Wielkie mam marzenie żeby nim się skończy wyjazd przebiec 10 km ...tyle mi potrzeba żeby dobiec do następnego miasteczka. A taki miałam dziś widok dokładnie w połowie mojej trasy...Pireneje:))) Morze się schowało po lewej stronie za wydmą.

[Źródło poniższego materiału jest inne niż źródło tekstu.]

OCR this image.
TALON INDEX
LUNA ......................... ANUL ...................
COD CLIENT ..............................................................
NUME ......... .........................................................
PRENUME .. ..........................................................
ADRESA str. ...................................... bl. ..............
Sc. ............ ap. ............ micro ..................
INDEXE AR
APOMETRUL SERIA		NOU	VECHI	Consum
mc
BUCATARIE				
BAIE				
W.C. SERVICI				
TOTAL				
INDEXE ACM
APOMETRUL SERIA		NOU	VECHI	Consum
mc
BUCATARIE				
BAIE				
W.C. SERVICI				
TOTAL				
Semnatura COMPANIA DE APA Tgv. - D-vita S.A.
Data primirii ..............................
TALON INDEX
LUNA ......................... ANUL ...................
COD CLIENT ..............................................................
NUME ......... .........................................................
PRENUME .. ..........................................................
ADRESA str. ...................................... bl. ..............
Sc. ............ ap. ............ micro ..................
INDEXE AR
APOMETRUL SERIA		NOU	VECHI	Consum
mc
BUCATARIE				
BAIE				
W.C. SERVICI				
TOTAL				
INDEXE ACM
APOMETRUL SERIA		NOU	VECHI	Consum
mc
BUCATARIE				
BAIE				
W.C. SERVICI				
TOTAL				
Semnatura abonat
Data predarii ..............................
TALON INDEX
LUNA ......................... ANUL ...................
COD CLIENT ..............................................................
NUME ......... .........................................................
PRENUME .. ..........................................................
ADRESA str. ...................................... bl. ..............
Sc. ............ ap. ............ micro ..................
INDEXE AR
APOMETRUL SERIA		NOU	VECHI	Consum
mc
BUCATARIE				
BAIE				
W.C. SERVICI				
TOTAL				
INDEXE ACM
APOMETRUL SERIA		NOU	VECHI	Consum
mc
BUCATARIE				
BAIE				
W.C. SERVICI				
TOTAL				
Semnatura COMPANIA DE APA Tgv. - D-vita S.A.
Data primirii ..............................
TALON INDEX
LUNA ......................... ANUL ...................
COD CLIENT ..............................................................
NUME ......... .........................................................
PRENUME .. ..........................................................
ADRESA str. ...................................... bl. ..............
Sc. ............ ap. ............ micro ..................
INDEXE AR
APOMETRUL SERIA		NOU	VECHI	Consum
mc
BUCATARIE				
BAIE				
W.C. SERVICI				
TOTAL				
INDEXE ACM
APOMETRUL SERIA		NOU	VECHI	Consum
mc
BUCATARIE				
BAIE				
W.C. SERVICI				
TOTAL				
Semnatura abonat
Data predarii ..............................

Jestem już całkowicie od tego biegania uzależniona...endorfiny mi się wylewają uszami i nosem. Ale nie myślcie ,że tak zupełnie mi to idzie bez wysiłku - łydki troszkę pobolewają, uda nieco mniej.Ale taka jestem szczęśliwa!!!! 7,4 km ciągłego biegu :))))
KPe007
10 maja 2013, 22:19OMG..w życiu bym tyle nie przebiegła;-)gratuluję;-)
Tazik
10 maja 2013, 21:21Ja też marzę o 10 km !!! Ech....;)) Gratuluję serdecznie kochana! Jesteś mistrzem!!! :*
sloneczko1990
10 maja 2013, 18:16Gratuluję! Moje marzenie to też biegać 10 km. Jak na razie ostatnio było 6 km. Ostatnio mam znowu kilka dni zastoju- dzieciaki, a dzisiaj znowu deszcz. Masz piękną okolicę do biegania, aż chce się ruszyć w trasę!
anuszka1981
10 maja 2013, 08:48szalejesz :) brawo, możesz być z siebie dumna :)
schmetterlingjojo
10 maja 2013, 08:34gdzie te wakacje?:-) swietny wynik, gratulacje:-)
tuti83
10 maja 2013, 07:33Ale pięknie :) a ile ci jeszcze pobytu zostało żeby osiągnąć te 10km?
cambiolavita
10 maja 2013, 01:27Gratuluje :)
assezminceetsensible
10 maja 2013, 00:16oj moim marzeniem też jest 10km i myślę, ze więcej to chyba nigdy nie dam rady :D póki co dzisiaj było 4,900 km :)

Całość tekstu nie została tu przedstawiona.